Op-Ed: Hatred of Israel, Not Poverty, Causes Arab Terrorism by Morton A. Klein, National President of the ZOA
News
February 6, 2002


It is widely assumed that poverty is a prime factor in motivating Palestinian Arabs to become terrorists—that material deprivation makes young Arabs feel desperate, which leads them to terrorism. This theory is the reasoning behind the nearly $1-billion the U.S. has given to the Palestinian Arabs since 1994, and the even larger amounts that the European Union has given them. These governments claim that if young Arabs have jobs, they would have something to lose by becoming terrorists, so they would have a strong incentive to maintain normal, peaceful lives.


In fact, however, many of the leading Palestinian Arab terrorists —including some suicide bombers— are university graduates, are married, and have good jobs. Consider one example from many: Muhammad Abu Jamous, who was part of a terror squad that murdered four Israelis in Gaza on January 9, 2002. According to the New York Times, Abu Jamous was “a member of the Palestinian Navy [and] something of a minor celebrity. He had been a runner on the Palestinian national team, competing in Egypt and Saudi Arabia. He married just three months ago, and his wife is two months pregnant.” In other words, he had everything to lose. He had a good job. He was even something of a celebrity. He was a newlywed, and his wife is already expecting a child. He had every logical reason to live peacefully and quietly. Yet he picked up a gun and went out to murder innocent Israelis.

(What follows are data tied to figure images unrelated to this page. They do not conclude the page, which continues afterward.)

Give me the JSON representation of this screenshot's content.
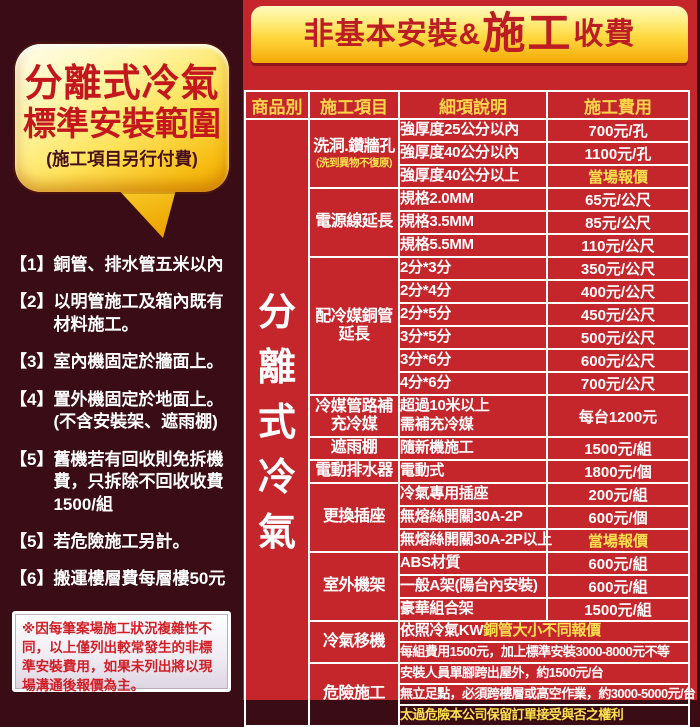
{
  "banner": {
    "part1": "非基本安裝&",
    "part2": "施工",
    "part3": "收費"
  },
  "left_panel": {
    "bubble": {
      "line1": "分離式冷氣",
      "line2": "標準安裝範圍",
      "line3": "(施工項目另行付費)"
    },
    "items": [
      {
        "index": "【1】",
        "text": "銅管、排水管五米以內"
      },
      {
        "index": "【2】",
        "text": "以明管施工及箱內既有材料施工。"
      },
      {
        "index": "【3】",
        "text": "室內機固定於牆面上。"
      },
      {
        "index": "【4】",
        "text": "置外機固定於地面上。",
        "text2": "(不含安裝架、遮雨棚)"
      },
      {
        "index": "【5】",
        "text": "舊機若有回收則免拆機費，只拆除不回收收費1500/組"
      },
      {
        "index": "【5】",
        "text": "若危險施工另計。"
      },
      {
        "index": "【6】",
        "text": "搬運樓層費每層樓50元"
      }
    ],
    "note": "※因每筆案場施工狀況複雜性不同，以上僅列出較常發生的非標準安裝費用，如果未列出將以現場溝通後報價為主。"
  },
  "table": {
    "headers": [
      "商品別",
      "施工項目",
      "細項說明",
      "施工費用"
    ],
    "product": "分離式冷氣",
    "groups": [
      {
        "item": "洗洞.鑽牆孔",
        "item_sub": "(洗到異物不復原)",
        "rows": [
          {
            "detail": "強厚度25公分以內",
            "fee": "700元/孔"
          },
          {
            "detail": "強厚度40公分以內",
            "fee": "1100元/孔"
          },
          {
            "detail": "強厚度40公分以上",
            "fee": "當場報價",
            "fee_highlight": true
          }
        ]
      },
      {
        "item": "電源線延長",
        "rows": [
          {
            "detail": "規格2.0MM",
            "fee": "65元/公尺"
          },
          {
            "detail": "規格3.5MM",
            "fee": "85元/公尺"
          },
          {
            "detail": "規格5.5MM",
            "fee": "110元/公尺"
          }
        ]
      },
      {
        "item": "配冷媒銅管延長",
        "rows": [
          {
            "detail": "2分*3分",
            "fee": "350元/公尺"
          },
          {
            "detail": "2分*4分",
            "fee": "400元/公尺"
          },
          {
            "detail": "2分*5分",
            "fee": "450元/公尺"
          },
          {
            "detail": "3分*5分",
            "fee": "500元/公尺"
          },
          {
            "detail": "3分*6分",
            "fee": "600元/公尺"
          },
          {
            "detail": "4分*6分",
            "fee": "700元/公尺"
          }
        ]
      },
      {
        "item": "冷媒管路補充冷媒",
        "rows": [
          {
            "detail": "超過10米以上\n需補充冷媒",
            "fee": "每台1200元",
            "tall": true
          }
        ]
      },
      {
        "item": "遮雨棚",
        "rows": [
          {
            "detail": "隨新機施工",
            "fee": "1500元/組"
          }
        ]
      },
      {
        "item": "電動排水器",
        "rows": [
          {
            "detail": "電動式",
            "fee": "1800元/個"
          }
        ]
      },
      {
        "item": "更換插座",
        "rows": [
          {
            "detail": "冷氣專用插座",
            "fee": "200元/組"
          },
          {
            "detail": "無熔絲開關30A-2P",
            "fee": "600元/個"
          },
          {
            "detail": "無熔絲開關30A-2P以上",
            "fee": "當場報價",
            "fee_highlight": true
          }
        ]
      },
      {
        "item": "室外機架",
        "rows": [
          {
            "detail": "ABS材質",
            "fee": "600元/組"
          },
          {
            "detail": "一般A架(陽台內安裝)",
            "fee": "600元/組"
          },
          {
            "detail": "豪華組合架",
            "fee": "1500元/組"
          }
        ]
      },
      {
        "item": "冷氣移機",
        "rows": [
          {
            "merged": true,
            "detail_parts": [
              {
                "text": "依照冷氣KW",
                "highlight": false
              },
              {
                "text": "銅管大小不同報價",
                "highlight": true
              }
            ]
          },
          {
            "merged": true,
            "detail": "每組費用1500元，加上標準安裝3000-8000元不等"
          }
        ]
      },
      {
        "item": "危險施工",
        "rows": [
          {
            "merged": true,
            "detail": "安裝人員單腳跨出屋外，約1500元/台"
          },
          {
            "merged": true,
            "detail": "無立足點，必須跨樓層或高空作業，約3000-5000元/台"
          },
          {
            "merged": true,
            "detail": "太過危險本公司保留訂單接受與否之權利",
            "highlight": true
          }
        ]
      }
    ]
  },
  "colors": {
    "background_maroon": "#3a0c16",
    "panel_red": "#c5262c",
    "banner_gold": "#f3a906",
    "header_text_yellow": "#ffd64a",
    "highlight_yellow": "#ffe14d",
    "title_red": "#bc1c23",
    "note_red": "#d21f26",
    "grid_white": "#ffffff"
  }
}
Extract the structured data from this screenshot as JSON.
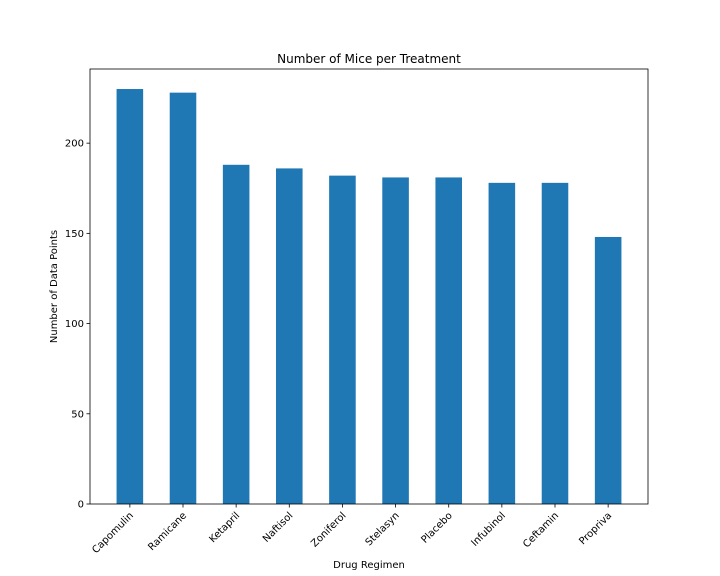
{
  "chart_data": {
    "type": "bar",
    "title": "Number of Mice per Treatment",
    "xlabel": "Drug Regimen",
    "ylabel": "Number of Data Points",
    "categories": [
      "Capomulin",
      "Ramicane",
      "Ketapril",
      "Naftisol",
      "Zoniferol",
      "Stelasyn",
      "Placebo",
      "Infubinol",
      "Ceftamin",
      "Propriva"
    ],
    "values": [
      230,
      228,
      188,
      186,
      182,
      181,
      181,
      178,
      178,
      148
    ],
    "ylim": [
      0,
      241.1
    ],
    "yticks": [
      0,
      50,
      100,
      150,
      200
    ],
    "grid": false,
    "legend": "none",
    "bar_color": "#1f77b4"
  }
}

The Palestinian Arabs know that if they made peace with Israel, their economy would improve dramatically, as would their material lives. Yet they continue to wage war against Israel—because the problem is not the economy. The problem is their ideology of hatred for Jews and refusal to accept the existence of a Jewish State in their midst.


An editorial in the Jerusalem Post once pointed out that “there is no reason to believe that money would…persuade Palestinians to coexist with Israel…not all problems can be solved with money…Americans are particularly aware of the limitations of fiancial aid in resolving social and political problems. Throwing staggering amounts of government and private funds at inner-city slums, the drug problem and affirmative action for minorities had done little to ameliorate intractable problems. It is even less likely that the Arab-Israeli conflict can be reduced to materialist terms. The intolerance in the Arab world for Israel’s existence does not stem from economic hardship. It is mostly religiously and nationalistically inspired.”


The historical record clearly demonstrates that Arab extremist ideology, rather than poverty, is at the core of the Arab-Jewish conflict. During the 1920s and 1930s, for example, Jewish immigration to Palestine brought the country a variety of economic improvements, including new jobs for many Arabs—yet there was mass Palestinian Arab violence against Jews in 1920, 1921, 1929, and throughout 1936-1939. Nor were the Arab wars against Israel (1948, 1956, 1967, 1973) fought for economic reasons. Nor was the constant Palestinian Arab terrorism against Israel during the 1950s, 1960s, 1970s, 1980s, and 1990s motivated by economic troubles. Whether in good economic times or bad, the Arabs remained committed to murdering Jews and seeking Israel’s destruction.


The ranks of the current Palestinian Arab terrorist groups have been filled by a generation of radical young Arab nationalists, many of them university-educated (Israel built six universities, and sixteen other institutions of higher education, in Judea-Samaria-Gaza) and relatively well-to-do, who organized mass violence for ideological, not economic, reasons. As the late Prof. Amost Perlmutter once pointed out, the leadership of the Hamas terrorist movement —which supplies of the suicide bombers— “is made up of modern middle- and upper-middle class professionals, of journalists, lawyers, engineers and doctors.” Indeed, news accounts of the 400 Hamas leaders who were temporarily deported to Lebanon in 1992-1993, described the deportees as well-educated professionals. Building factories or hospitals will not put an end to hatred of Israel. Devoted to ideologies of extreme Arab nationalism or extremist Islam, the Palestinian Arabs reject the concept of a sovereign non-Muslim state in the Muslim Middle East. Giving them American taxpayers’ dollars won’t change that.